A portable sailboat, Caslow says, takes the edge off that kind of guilt. The MiniCat sells for about $7,000, and, he says, it will last for many years. A lot of his customers are first-time buyers who never thought they could afford a boat. Some are new to sailing.

“We get people who ask, ‘If I buy this, how long do you think it would take me to learn how to sail? So we do free demonstrations. I always invite people to assemble [the MiniCat] and sail with me.”

If I had not been interviewing him, Caslow says, he would have had the MiniCat ready for launch in about 25 minutes. Of course, he’s done this many times.

Still, the longest part of the assembly was the inflation of the boat’s twin hulls with a battery-powered pump.

Once Caslow got the mast in place, the boat was ready to sail.

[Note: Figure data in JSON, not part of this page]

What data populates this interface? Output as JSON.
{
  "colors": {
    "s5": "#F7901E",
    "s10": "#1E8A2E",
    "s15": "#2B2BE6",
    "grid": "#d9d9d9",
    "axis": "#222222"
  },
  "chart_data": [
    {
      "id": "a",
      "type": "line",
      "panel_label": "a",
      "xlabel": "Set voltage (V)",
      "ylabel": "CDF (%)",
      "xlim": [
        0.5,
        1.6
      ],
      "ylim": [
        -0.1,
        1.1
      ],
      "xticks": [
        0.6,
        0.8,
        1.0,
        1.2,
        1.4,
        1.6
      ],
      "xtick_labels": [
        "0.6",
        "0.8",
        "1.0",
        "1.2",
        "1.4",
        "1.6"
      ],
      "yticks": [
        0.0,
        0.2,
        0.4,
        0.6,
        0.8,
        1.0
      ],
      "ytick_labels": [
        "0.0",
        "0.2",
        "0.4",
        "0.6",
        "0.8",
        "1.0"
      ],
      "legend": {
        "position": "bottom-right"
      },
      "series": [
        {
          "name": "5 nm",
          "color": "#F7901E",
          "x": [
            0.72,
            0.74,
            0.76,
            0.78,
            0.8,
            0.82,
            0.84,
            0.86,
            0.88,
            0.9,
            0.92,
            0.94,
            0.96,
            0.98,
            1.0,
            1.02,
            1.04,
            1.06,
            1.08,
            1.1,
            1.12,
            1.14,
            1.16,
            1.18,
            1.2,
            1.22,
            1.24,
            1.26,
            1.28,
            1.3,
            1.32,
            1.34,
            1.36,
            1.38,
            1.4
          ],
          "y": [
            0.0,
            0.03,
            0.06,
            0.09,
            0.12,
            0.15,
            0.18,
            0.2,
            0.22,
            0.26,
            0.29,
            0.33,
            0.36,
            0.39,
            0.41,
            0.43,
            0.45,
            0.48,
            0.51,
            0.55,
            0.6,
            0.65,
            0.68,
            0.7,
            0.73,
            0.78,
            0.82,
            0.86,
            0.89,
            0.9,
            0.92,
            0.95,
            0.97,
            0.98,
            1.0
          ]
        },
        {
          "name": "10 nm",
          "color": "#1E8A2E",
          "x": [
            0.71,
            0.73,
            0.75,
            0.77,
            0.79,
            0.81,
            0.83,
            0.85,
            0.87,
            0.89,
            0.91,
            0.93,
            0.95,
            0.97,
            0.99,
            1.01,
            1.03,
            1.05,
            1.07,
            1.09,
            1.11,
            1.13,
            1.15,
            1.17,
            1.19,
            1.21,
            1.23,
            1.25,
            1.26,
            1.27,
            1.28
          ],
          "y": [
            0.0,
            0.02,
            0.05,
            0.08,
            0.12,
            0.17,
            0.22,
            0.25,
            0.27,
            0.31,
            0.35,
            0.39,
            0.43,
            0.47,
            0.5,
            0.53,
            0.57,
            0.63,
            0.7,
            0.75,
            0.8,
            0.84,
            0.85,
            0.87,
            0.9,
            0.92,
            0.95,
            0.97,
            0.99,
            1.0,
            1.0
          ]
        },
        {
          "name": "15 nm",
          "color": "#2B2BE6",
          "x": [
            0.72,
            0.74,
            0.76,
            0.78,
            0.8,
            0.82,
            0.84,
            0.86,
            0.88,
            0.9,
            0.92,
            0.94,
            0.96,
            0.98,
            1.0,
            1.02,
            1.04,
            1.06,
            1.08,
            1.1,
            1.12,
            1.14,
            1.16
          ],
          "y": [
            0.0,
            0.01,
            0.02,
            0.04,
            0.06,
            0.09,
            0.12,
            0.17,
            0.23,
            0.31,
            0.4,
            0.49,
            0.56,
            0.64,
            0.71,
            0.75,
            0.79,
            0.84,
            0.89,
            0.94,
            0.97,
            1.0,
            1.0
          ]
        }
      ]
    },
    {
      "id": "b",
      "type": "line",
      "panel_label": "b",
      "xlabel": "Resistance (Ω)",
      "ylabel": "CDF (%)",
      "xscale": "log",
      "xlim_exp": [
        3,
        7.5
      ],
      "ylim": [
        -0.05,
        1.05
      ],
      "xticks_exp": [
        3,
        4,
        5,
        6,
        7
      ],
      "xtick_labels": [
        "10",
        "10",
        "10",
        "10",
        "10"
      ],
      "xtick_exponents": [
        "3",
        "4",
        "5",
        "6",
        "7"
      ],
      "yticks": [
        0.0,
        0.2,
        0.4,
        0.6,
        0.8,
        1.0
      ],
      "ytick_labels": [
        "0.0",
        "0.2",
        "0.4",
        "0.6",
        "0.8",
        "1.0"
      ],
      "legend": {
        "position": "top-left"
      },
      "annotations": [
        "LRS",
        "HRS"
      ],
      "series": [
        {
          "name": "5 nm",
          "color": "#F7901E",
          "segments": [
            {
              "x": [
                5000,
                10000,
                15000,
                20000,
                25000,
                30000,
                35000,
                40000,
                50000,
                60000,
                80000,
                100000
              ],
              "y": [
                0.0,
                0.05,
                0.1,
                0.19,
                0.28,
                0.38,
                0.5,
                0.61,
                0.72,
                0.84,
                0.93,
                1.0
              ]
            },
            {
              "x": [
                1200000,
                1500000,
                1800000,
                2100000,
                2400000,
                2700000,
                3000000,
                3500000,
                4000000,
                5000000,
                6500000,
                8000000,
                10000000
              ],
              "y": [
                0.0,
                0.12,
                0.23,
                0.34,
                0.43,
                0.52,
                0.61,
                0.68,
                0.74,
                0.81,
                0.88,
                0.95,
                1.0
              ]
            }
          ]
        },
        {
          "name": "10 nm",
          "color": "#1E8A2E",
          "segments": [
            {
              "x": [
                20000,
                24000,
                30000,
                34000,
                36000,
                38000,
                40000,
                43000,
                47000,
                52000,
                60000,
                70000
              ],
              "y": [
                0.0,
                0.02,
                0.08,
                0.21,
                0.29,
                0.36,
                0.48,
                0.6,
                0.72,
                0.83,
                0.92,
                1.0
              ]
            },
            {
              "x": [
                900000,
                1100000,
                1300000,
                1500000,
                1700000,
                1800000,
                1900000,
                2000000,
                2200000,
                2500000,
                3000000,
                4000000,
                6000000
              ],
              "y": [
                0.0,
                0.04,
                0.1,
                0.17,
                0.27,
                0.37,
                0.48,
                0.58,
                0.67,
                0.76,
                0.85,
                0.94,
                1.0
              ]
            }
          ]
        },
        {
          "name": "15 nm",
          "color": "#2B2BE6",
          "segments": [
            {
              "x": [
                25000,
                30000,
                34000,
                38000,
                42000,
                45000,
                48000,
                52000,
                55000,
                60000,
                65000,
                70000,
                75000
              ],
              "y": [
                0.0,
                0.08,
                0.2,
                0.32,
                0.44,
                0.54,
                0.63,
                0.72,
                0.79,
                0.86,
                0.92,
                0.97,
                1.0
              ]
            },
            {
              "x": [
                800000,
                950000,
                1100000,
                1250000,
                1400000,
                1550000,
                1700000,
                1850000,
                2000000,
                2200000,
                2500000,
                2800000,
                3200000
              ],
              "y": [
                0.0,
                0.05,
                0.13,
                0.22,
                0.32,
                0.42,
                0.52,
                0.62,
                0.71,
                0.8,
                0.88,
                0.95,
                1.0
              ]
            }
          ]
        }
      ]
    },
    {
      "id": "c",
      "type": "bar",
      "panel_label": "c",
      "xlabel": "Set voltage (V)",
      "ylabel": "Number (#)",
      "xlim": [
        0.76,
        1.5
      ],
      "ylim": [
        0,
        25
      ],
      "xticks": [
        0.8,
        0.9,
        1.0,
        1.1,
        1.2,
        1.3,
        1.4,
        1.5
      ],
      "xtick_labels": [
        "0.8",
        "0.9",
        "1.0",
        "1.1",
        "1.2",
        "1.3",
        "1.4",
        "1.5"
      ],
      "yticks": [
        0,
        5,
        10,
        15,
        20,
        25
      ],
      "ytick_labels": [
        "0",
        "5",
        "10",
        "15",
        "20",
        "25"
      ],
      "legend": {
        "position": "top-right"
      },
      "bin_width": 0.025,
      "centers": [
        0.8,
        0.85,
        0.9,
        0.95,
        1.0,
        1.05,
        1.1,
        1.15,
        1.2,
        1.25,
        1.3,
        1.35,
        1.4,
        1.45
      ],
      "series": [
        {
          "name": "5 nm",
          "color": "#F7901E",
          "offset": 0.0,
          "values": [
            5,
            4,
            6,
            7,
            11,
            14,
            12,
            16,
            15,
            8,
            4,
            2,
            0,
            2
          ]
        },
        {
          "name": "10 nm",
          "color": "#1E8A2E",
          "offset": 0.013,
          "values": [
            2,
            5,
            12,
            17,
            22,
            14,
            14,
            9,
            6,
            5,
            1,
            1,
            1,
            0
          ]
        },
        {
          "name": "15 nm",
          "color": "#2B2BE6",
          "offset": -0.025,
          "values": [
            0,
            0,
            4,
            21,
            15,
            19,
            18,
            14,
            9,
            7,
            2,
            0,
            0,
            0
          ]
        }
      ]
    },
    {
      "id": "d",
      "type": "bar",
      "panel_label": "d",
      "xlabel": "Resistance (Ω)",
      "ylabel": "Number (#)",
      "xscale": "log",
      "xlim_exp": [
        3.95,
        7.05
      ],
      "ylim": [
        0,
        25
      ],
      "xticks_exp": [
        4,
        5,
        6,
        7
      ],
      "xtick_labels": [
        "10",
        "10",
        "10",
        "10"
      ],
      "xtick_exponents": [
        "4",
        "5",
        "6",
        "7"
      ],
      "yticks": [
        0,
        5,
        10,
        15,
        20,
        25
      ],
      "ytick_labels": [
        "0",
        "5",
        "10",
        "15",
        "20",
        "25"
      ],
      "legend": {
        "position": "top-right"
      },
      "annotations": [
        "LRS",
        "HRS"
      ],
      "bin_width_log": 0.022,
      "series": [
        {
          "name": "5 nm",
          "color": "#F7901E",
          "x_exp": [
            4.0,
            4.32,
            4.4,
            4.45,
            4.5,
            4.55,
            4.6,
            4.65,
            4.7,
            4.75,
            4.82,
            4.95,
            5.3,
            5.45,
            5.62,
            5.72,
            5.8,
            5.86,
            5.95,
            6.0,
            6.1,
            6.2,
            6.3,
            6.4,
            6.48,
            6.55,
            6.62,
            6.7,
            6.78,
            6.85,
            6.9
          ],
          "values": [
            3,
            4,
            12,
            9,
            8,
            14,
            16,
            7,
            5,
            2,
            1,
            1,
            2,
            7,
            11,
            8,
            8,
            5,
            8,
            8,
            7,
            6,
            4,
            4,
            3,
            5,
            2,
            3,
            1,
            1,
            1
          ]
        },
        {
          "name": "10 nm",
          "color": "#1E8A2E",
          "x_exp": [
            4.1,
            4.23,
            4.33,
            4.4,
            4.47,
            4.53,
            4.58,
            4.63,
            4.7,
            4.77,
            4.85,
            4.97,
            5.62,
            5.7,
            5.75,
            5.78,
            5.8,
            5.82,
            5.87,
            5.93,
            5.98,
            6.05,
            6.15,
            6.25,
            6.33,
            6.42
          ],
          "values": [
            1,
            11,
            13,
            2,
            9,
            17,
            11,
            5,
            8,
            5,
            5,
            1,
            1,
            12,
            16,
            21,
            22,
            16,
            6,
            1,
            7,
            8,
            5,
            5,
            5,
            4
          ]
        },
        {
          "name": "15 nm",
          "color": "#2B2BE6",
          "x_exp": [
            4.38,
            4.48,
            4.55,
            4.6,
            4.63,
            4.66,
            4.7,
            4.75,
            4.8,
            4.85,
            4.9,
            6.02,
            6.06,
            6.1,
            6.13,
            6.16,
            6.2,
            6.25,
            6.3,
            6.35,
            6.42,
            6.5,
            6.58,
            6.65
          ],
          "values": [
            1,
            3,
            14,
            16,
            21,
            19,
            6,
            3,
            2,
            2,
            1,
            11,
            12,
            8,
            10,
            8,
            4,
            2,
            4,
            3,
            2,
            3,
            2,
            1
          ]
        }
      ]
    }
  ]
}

He lifted one side, I lifted the other, and the MiniCat felt easy in our hands — 100 pounds of aluminum, nylon and polyvinyl chloride.

We did not sail because the morning was windless, so I can’t provide a review in that regard. But I can see the appeal of having a boat that comes in bags.

One of Red Beard’s customers, a couple who have summers off from teaching, bought a MiniCat so they could drive around the country to launch it in different waterways.

A man from Ecuador took time from a trip to New York to see the MiniCat in action along the shores of Baltimore County. “He had always had a dream of sailing, but had never sailed before, had never owned a boat before,” says Alex.

“He and his family took the train down to Baltimore. I picked them up at Penn Station, drove them to Rocky Point, and we put the boat together and we sailed across to Hart Miller island. He bought the boat that we sailed on. He checked his luggage and took it back to Ecuador with him.”